Obama renews designation of Cuba and Venezuela as national security threats
WASHINGTON - The United States declared a national emergency to deal with perceived "threats" in Cuba and Venezuela on Friday, along with Iran, Libya, Ukraine, Zimbabwe and countries that Washington claims "support terrorism." The declarations effectively extend for another year economic sanctions already in place.
President Barack Obama warned that one of the main national security threats to the US is mass undocumented immigration from Cuba, days after he ended the "wet foot, dry foot" policy, which granted residency to Cubans who arrived in the US without visas.
When a national emergency was declared against Venezuela in 2015, Obama also ordered sanctions against seven Venezuelan officials, saying they would be banned from travelling to the United States and any and all assets and properties belonging to them would be frozen.

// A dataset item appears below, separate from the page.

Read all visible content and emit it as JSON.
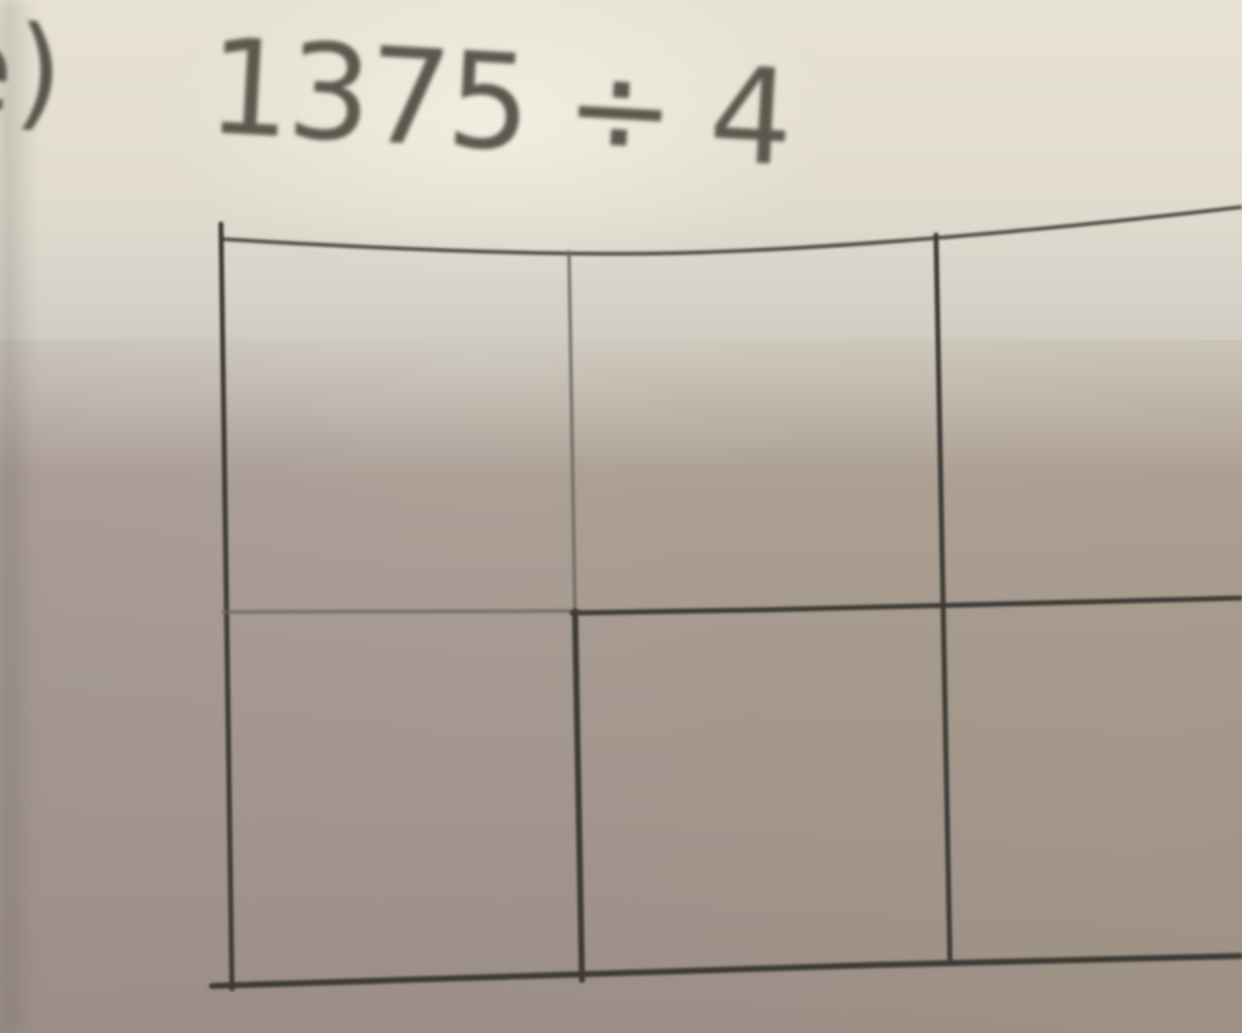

He used an executive order in March 2015 to declare that the situation in Venezuela had “not improved.” He cited human rights violations, persecution of political dissenters and restrictions on the freedom of the press.
Under the National Emergencies Act sanctions must be renewed every year; however, the executive orders Obama signed on Friday are not set to expire until two months into the Trump administration. The move appears to suggest that the Obama administration is concerned that the renewals could get overlooked in the expected chaos of Trump's White House. If he chooses to, Trump could rescind the sanctions by executive order.
The United States currently has 31 officially declared national emergencies.